THE Cairns-Melbourne route is the fastest growing airline service in Australia. An extra 6500 passengers, or 37,000 people, flew on the route in June, up 25.4 per cent on the June 2009 number of 29,600 passengers.
Passenger growth on the route is outstripping the nation’s No. 1 service between Melbourne and Sydney (619,900 passengers, up 21.6 per cent) and Gold Coast-Sydney (182,100, up 19.9 per cent).
Cairns-Brisbane is the most popular service at Cairns airport with 98,700 passengers in June (up 2.1 per cent or 2100 people), followed by Cairns-Sydney (97,400, up 12 per cent or 11,600).

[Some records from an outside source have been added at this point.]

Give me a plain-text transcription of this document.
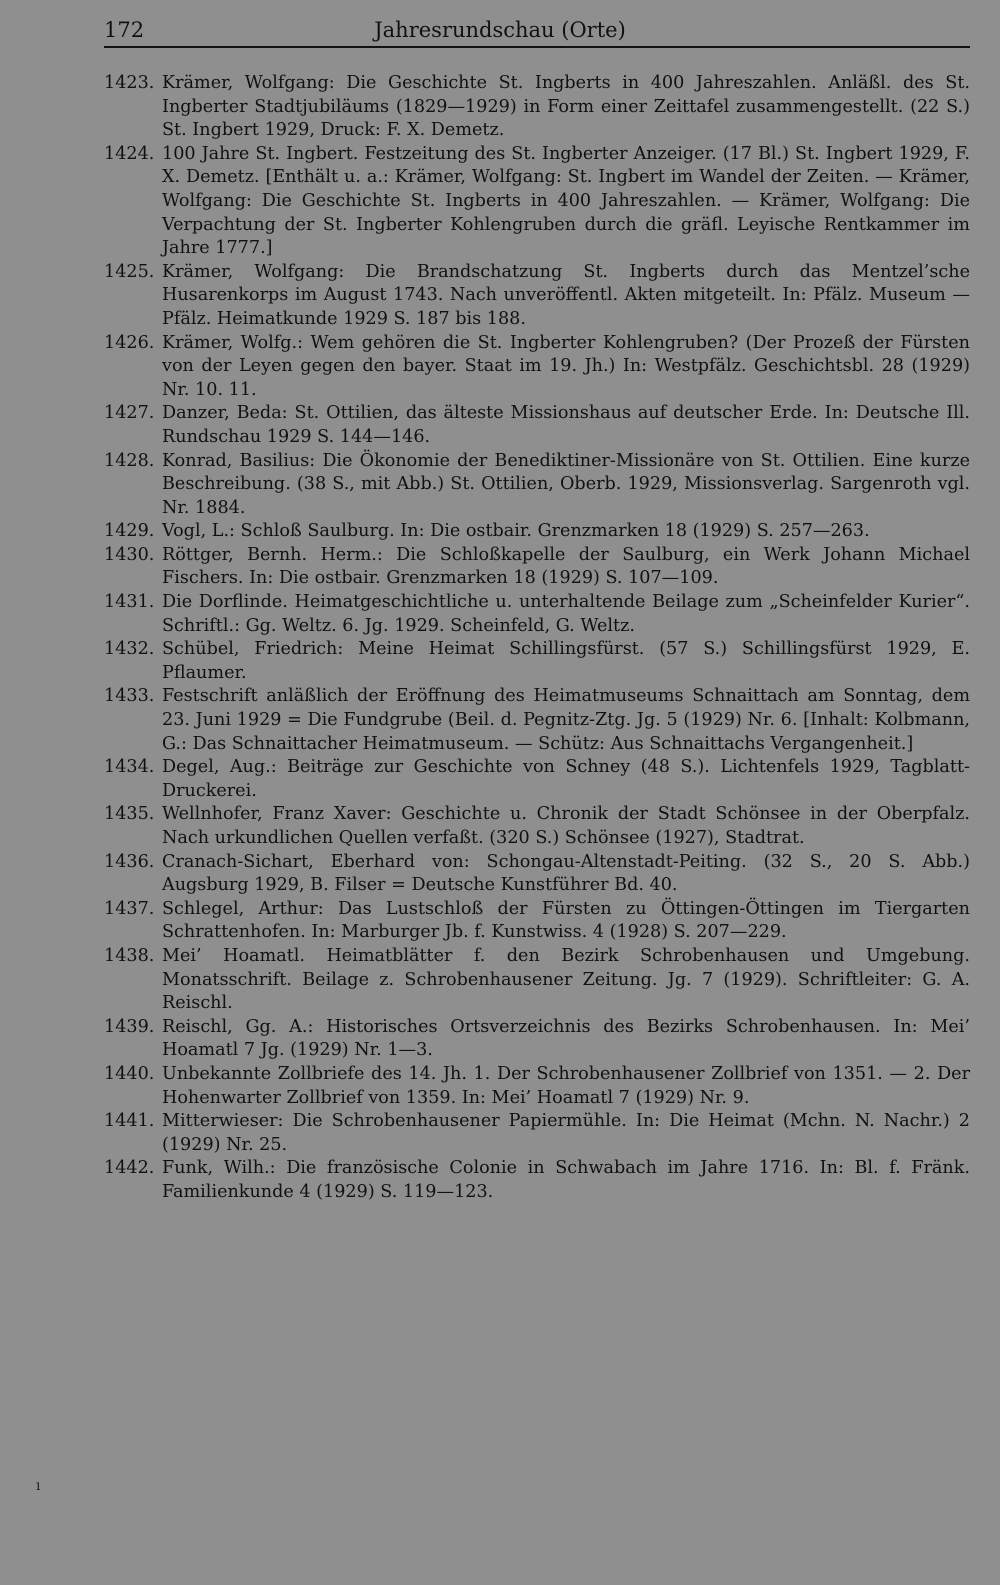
172	Jahresrundschau (Orte)
1423. Krämer, Wolfgang: Die Geschichte St. Ingberts in 400 Jahreszahlen. Anläßl. des St. Ingberter Stadtjubiläums (1829—1929) in Form einer Zeittafel zusammengestellt. (22 S.) St. Ingbert 1929, Druck: F. X. Demetz.
1424. 100 Jahre St. Ingbert. Festzeitung des St. Ingberter Anzeiger. (17 Bl.) St. Ingbert 1929, F. X. Demetz. [Enthält u. a.: Krämer, Wolfgang: St. Ingbert im Wandel der Zeiten. — Krämer, Wolfgang: Die Geschichte St. Ingberts in 400 Jahreszahlen. — Krämer, Wolfgang: Die Verpachtung der St. Ingberter Kohlengruben durch die gräfl. Leyische Rentkammer im Jahre 1777.]
1425. Krämer, Wolfgang: Die Brandschatzung St. Ingberts durch das Mentzel’sche Husarenkorps im August 1743. Nach unveröffentl. Akten mitgeteilt. In: Pfälz. Museum — Pfälz. Heimatkunde 1929 S. 187 bis 188.
1426. Krämer, Wolfg.: Wem gehören die St. Ingberter Kohlengruben? (Der Prozeß der Fürsten von der Leyen gegen den bayer. Staat im 19. Jh.) In: Westpfälz. Geschichtsbl. 28 (1929) Nr. 10. 11.
1427. Danzer, Beda: St. Ottilien, das älteste Missionshaus auf deutscher Erde. In: Deutsche Ill. Rundschau 1929 S. 144—146.
1428. Konrad, Basilius: Die Ökonomie der Benediktiner-Missionäre von St. Ottilien. Eine kurze Beschreibung. (38 S., mit Abb.) St. Ottilien, Oberb. 1929, Missionsverlag. Sargenroth vgl. Nr. 1884.
1429. Vogl, L.: Schloß Saulburg. In: Die ostbair. Grenzmarken 18 (1929) S. 257—263.
1430. Röttger, Bernh. Herm.: Die Schloßkapelle der Saulburg, ein Werk Johann Michael Fischers. In: Die ostbair. Grenzmarken 18 (1929) S. 107—109.
1431. Die Dorflinde. Heimatgeschichtliche u. unterhaltende Beilage zum „Scheinfelder Kurier“. Schriftl.: Gg. Weltz. 6. Jg. 1929. Scheinfeld, G. Weltz.
1432. Schübel, Friedrich: Meine Heimat Schillingsfürst. (57 S.) Schillingsfürst 1929, E. Pflaumer.
1433. Festschrift anläßlich der Eröffnung des Heimatmuseums Schnaittach am Sonntag, dem 23. Juni 1929 = Die Fundgrube (Beil. d. Pegnitz-Ztg. Jg. 5 (1929) Nr. 6. [Inhalt: Kolbmann, G.: Das Schnaittacher Heimatmuseum. — Schütz: Aus Schnaittachs Vergangenheit.]
1434. Degel, Aug.: Beiträge zur Geschichte von Schney (48 S.). Lichtenfels 1929, Tagblatt-Druckerei.
1435. Wellnhofer, Franz Xaver: Geschichte u. Chronik der Stadt Schönsee in der Oberpfalz. Nach urkundlichen Quellen verfaßt. (320 S.) Schönsee (1927), Stadtrat.
1436. Cranach-Sichart, Eberhard von: Schongau-Altenstadt-Peiting. (32 S., 20 S. Abb.) Augsburg 1929, B. Filser = Deutsche Kunstführer Bd. 40.
1437. Schlegel, Arthur: Das Lustschloß der Fürsten zu Öttingen-Öttingen im Tiergarten Schrattenhofen. In: Marburger Jb. f. Kunstwiss. 4 (1928) S. 207—229.
1438. Mei’ Hoamatl. Heimatblätter f. den Bezirk Schrobenhausen und Umgebung. Monatsschrift. Beilage z. Schrobenhausener Zeitung. Jg. 7 (1929). Schriftleiter: G. A. Reischl.
1439. Reischl, Gg. A.: Historisches Ortsverzeichnis des Bezirks Schrobenhausen. In: Mei’ Hoamatl 7 Jg. (1929) Nr. 1—3.
1440. Unbekannte Zollbriefe des 14. Jh. 1. Der Schrobenhausener Zollbrief von 1351. — 2. Der Hohenwarter Zollbrief von 1359. In: Mei’ Hoamatl 7 (1929) Nr. 9.
1441. Mitterwieser: Die Schrobenhausener Papiermühle. In: Die Heimat (Mchn. N. Nachr.) 2 (1929) Nr. 25.
1442. Funk, Wilh.: Die französische Colonie in Schwabach im Jahre 1716. In: Bl. f. Fränk. Familienkunde 4 (1929) S. 119—123.
ı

The services to Brisbane, Sydney and Melbourne are ranked No. 10, 15 and 25 respectively in national popularity.
In June, Cairns was rated the seventh busiest domestic airport with 284,400 passengers, up 10.8 per cent on June last year (256,700) but annual figures are down 4.5 per cent to 3.2 million to the end of June and rated eighth.
"Obviously, Melbourne has shown great resilience and is a very popular market for us," Tourism Tropical North Queensland chief executive Rob Giason said.
"For us to be No. 1 at our peak season, that hasn’t happened for a while."
The boost in Melbourne visitors is a flow-on from Jetstar’s decision in April to increase capacity into Cairns from major Australian centres by 18 flights a week.
Another budget carrier, Singapore Airlines subsidiary Tiger Airways, is due to start daily Melbourne to Cairns flights next month.
Cairns Airport chief executive officer Stephen Gregg said last year the airport had been unable to grow because of the lack of flights but additional flights by Jetstar and Virgin Blue had since helped.
"We’re very happy with the situation," he said.
Cairns’ four and five-star hotels also have reported a boost in occupancies at the start of August.